I don’t think I always understand the depth of the expression “Peace be with you.” During the time of Passing of the Peace in a church service, this expression is said repetitively and naturally; yet, when you think about it, it’s almost anything but natural. We are saying that we actually believe peace is possible in this crazy, messy world. It’s not simply a statement of hope—it is a great responsibility that should challenge us constantly. Pastor Lisa Yebuah says that her seminary education at Duke left her with a “holy haunting,” and author Stephen Long similarly writes of being “haunted by […] the specter of pacifism”… “It is the uncomfortable guest who will not leave.”
Why would anyone choose to be haunted by peace? Why would anyone choose to advocate for it? It’s much easier to not care, to walk away, to pledge allegiance to what’s normal and comfortable.

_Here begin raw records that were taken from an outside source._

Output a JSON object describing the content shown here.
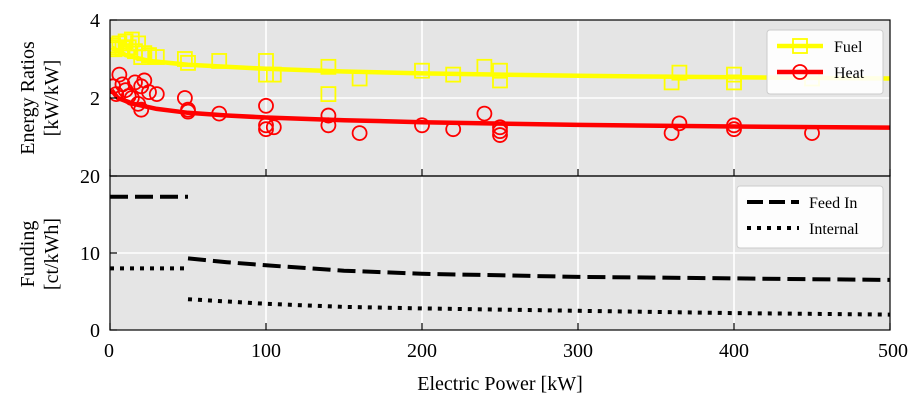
{
  "chart_data": [
    {
      "type": "scatter",
      "ylabel": [
        "Energy Ratios",
        "[kW/kW]"
      ],
      "xlim": [
        0,
        500
      ],
      "ylim": [
        0,
        4
      ],
      "yticks": [
        2,
        4
      ],
      "grid": true,
      "legend_position": "top-right",
      "series": [
        {
          "name": "Fuel",
          "color": "#ffff00",
          "marker": "square",
          "points": [
            {
              "x": 2,
              "y": 3.35
            },
            {
              "x": 3,
              "y": 3.25
            },
            {
              "x": 4,
              "y": 3.3
            },
            {
              "x": 6,
              "y": 3.4
            },
            {
              "x": 8,
              "y": 3.28
            },
            {
              "x": 10,
              "y": 3.45
            },
            {
              "x": 12,
              "y": 3.3
            },
            {
              "x": 14,
              "y": 3.5
            },
            {
              "x": 16,
              "y": 3.2
            },
            {
              "x": 18,
              "y": 3.4
            },
            {
              "x": 20,
              "y": 3.05
            },
            {
              "x": 22,
              "y": 3.15
            },
            {
              "x": 25,
              "y": 3.1
            },
            {
              "x": 30,
              "y": 3.05
            },
            {
              "x": 48,
              "y": 3.0
            },
            {
              "x": 50,
              "y": 2.9
            },
            {
              "x": 70,
              "y": 2.95
            },
            {
              "x": 100,
              "y": 2.6
            },
            {
              "x": 100,
              "y": 2.95
            },
            {
              "x": 105,
              "y": 2.6
            },
            {
              "x": 140,
              "y": 2.8
            },
            {
              "x": 140,
              "y": 2.1
            },
            {
              "x": 160,
              "y": 2.5
            },
            {
              "x": 200,
              "y": 2.7
            },
            {
              "x": 220,
              "y": 2.6
            },
            {
              "x": 240,
              "y": 2.8
            },
            {
              "x": 250,
              "y": 2.45
            },
            {
              "x": 250,
              "y": 2.7
            },
            {
              "x": 360,
              "y": 2.4
            },
            {
              "x": 365,
              "y": 2.65
            },
            {
              "x": 400,
              "y": 2.4
            },
            {
              "x": 400,
              "y": 2.6
            },
            {
              "x": 450,
              "y": 2.5
            }
          ],
          "fit": [
            {
              "x": 1,
              "y": 3.3
            },
            {
              "x": 10,
              "y": 3.1
            },
            {
              "x": 25,
              "y": 2.95
            },
            {
              "x": 50,
              "y": 2.85
            },
            {
              "x": 100,
              "y": 2.75
            },
            {
              "x": 150,
              "y": 2.68
            },
            {
              "x": 200,
              "y": 2.63
            },
            {
              "x": 300,
              "y": 2.57
            },
            {
              "x": 400,
              "y": 2.53
            },
            {
              "x": 500,
              "y": 2.5
            }
          ]
        },
        {
          "name": "Heat",
          "color": "#ff0000",
          "marker": "circle",
          "points": [
            {
              "x": 2,
              "y": 2.3
            },
            {
              "x": 4,
              "y": 2.1
            },
            {
              "x": 6,
              "y": 2.6
            },
            {
              "x": 8,
              "y": 2.35
            },
            {
              "x": 10,
              "y": 2.2
            },
            {
              "x": 12,
              "y": 2.05
            },
            {
              "x": 14,
              "y": 2.0
            },
            {
              "x": 16,
              "y": 2.4
            },
            {
              "x": 18,
              "y": 1.85
            },
            {
              "x": 20,
              "y": 1.7
            },
            {
              "x": 20,
              "y": 2.3
            },
            {
              "x": 22,
              "y": 2.45
            },
            {
              "x": 25,
              "y": 2.15
            },
            {
              "x": 30,
              "y": 2.1
            },
            {
              "x": 48,
              "y": 2.0
            },
            {
              "x": 50,
              "y": 1.7
            },
            {
              "x": 50,
              "y": 1.65
            },
            {
              "x": 70,
              "y": 1.6
            },
            {
              "x": 100,
              "y": 1.8
            },
            {
              "x": 100,
              "y": 1.3
            },
            {
              "x": 100,
              "y": 1.2
            },
            {
              "x": 105,
              "y": 1.25
            },
            {
              "x": 140,
              "y": 1.55
            },
            {
              "x": 140,
              "y": 1.3
            },
            {
              "x": 160,
              "y": 1.1
            },
            {
              "x": 200,
              "y": 1.3
            },
            {
              "x": 220,
              "y": 1.2
            },
            {
              "x": 240,
              "y": 1.6
            },
            {
              "x": 250,
              "y": 1.25
            },
            {
              "x": 250,
              "y": 1.15
            },
            {
              "x": 250,
              "y": 1.05
            },
            {
              "x": 360,
              "y": 1.1
            },
            {
              "x": 365,
              "y": 1.35
            },
            {
              "x": 400,
              "y": 1.2
            },
            {
              "x": 400,
              "y": 1.3
            },
            {
              "x": 450,
              "y": 1.1
            }
          ],
          "fit": [
            {
              "x": 1,
              "y": 2.2
            },
            {
              "x": 5,
              "y": 2.0
            },
            {
              "x": 15,
              "y": 1.85
            },
            {
              "x": 30,
              "y": 1.72
            },
            {
              "x": 50,
              "y": 1.62
            },
            {
              "x": 75,
              "y": 1.55
            },
            {
              "x": 100,
              "y": 1.5
            },
            {
              "x": 150,
              "y": 1.43
            },
            {
              "x": 200,
              "y": 1.38
            },
            {
              "x": 300,
              "y": 1.31
            },
            {
              "x": 400,
              "y": 1.27
            },
            {
              "x": 500,
              "y": 1.24
            }
          ]
        }
      ]
    },
    {
      "type": "line",
      "xlabel": "Electric Power [kW]",
      "ylabel": [
        "Funding",
        "[ct/kWh]"
      ],
      "xlim": [
        0,
        500
      ],
      "ylim": [
        0,
        20
      ],
      "xticks": [
        0,
        100,
        200,
        300,
        400,
        500
      ],
      "yticks": [
        0,
        10,
        20
      ],
      "grid": true,
      "legend_position": "top-right",
      "series": [
        {
          "name": "Feed In",
          "color": "#000000",
          "style": "dashed",
          "segments": [
            [
              {
                "x": 0,
                "y": 17.3
              },
              {
                "x": 50,
                "y": 17.3
              }
            ],
            [
              {
                "x": 50,
                "y": 9.3
              },
              {
                "x": 75,
                "y": 8.8
              },
              {
                "x": 100,
                "y": 8.4
              },
              {
                "x": 150,
                "y": 7.7
              },
              {
                "x": 200,
                "y": 7.3
              },
              {
                "x": 250,
                "y": 7.1
              },
              {
                "x": 300,
                "y": 6.9
              },
              {
                "x": 350,
                "y": 6.8
              },
              {
                "x": 400,
                "y": 6.7
              },
              {
                "x": 450,
                "y": 6.6
              },
              {
                "x": 500,
                "y": 6.5
              }
            ]
          ]
        },
        {
          "name": "Internal",
          "color": "#000000",
          "style": "dotted",
          "segments": [
            [
              {
                "x": 0,
                "y": 8.0
              },
              {
                "x": 50,
                "y": 8.0
              }
            ],
            [
              {
                "x": 50,
                "y": 4.0
              },
              {
                "x": 100,
                "y": 3.4
              },
              {
                "x": 150,
                "y": 3.0
              },
              {
                "x": 200,
                "y": 2.8
              },
              {
                "x": 300,
                "y": 2.5
              },
              {
                "x": 400,
                "y": 2.2
              },
              {
                "x": 500,
                "y": 2.0
              }
            ]
          ]
        }
      ]
    }
  ]
}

I love to read and to ask questions. I would be bored to death if I didn’t, but it also leaves my brain in a tangled, sloppy mess most of the time. My past peace intern Margie Quinn told me to find my simple truths. Loving people is hard and fun. God is bigger than the humongous, broken prison-industrial complex. Next, she said, ask questions “until [your] brain turns into noodles.” With this noodley brain, my life has taken on a unique texture and quality that bewitches and haunts me. I can’t un-know my heroes of social justice, like Bryan Stevenson or Margie Quinn. I can’t un-read Ta-Nehisi Coates or Desmond Tutu or Gloria Anzaldúa. I can’t un-see the prison letters from neglected and abused prisoners throughout the state of Alabama. I also can’t forget the memories of growing up in camp and wanting so desperately to understand my relationship to the universe, my visión cósmica. Maybe I chose to be haunted by peace or maybe it chose to haunt me. Either way, I’m sitting here at the Disciples home-base in Indianapolis with a great responsibility and privilege before me, and I’m wondering how to make “the uncomfortable guest who will not leave” feel like the only natural hope for people who claim to love a justice and peace-seeking God.
I have a lot of hopes for this summer, but most of all, I want us all to grow in our understanding of the power and potential of “Peace be with you.” With this expression, may we never take ourselves out of the conversation on peace and justice in this world.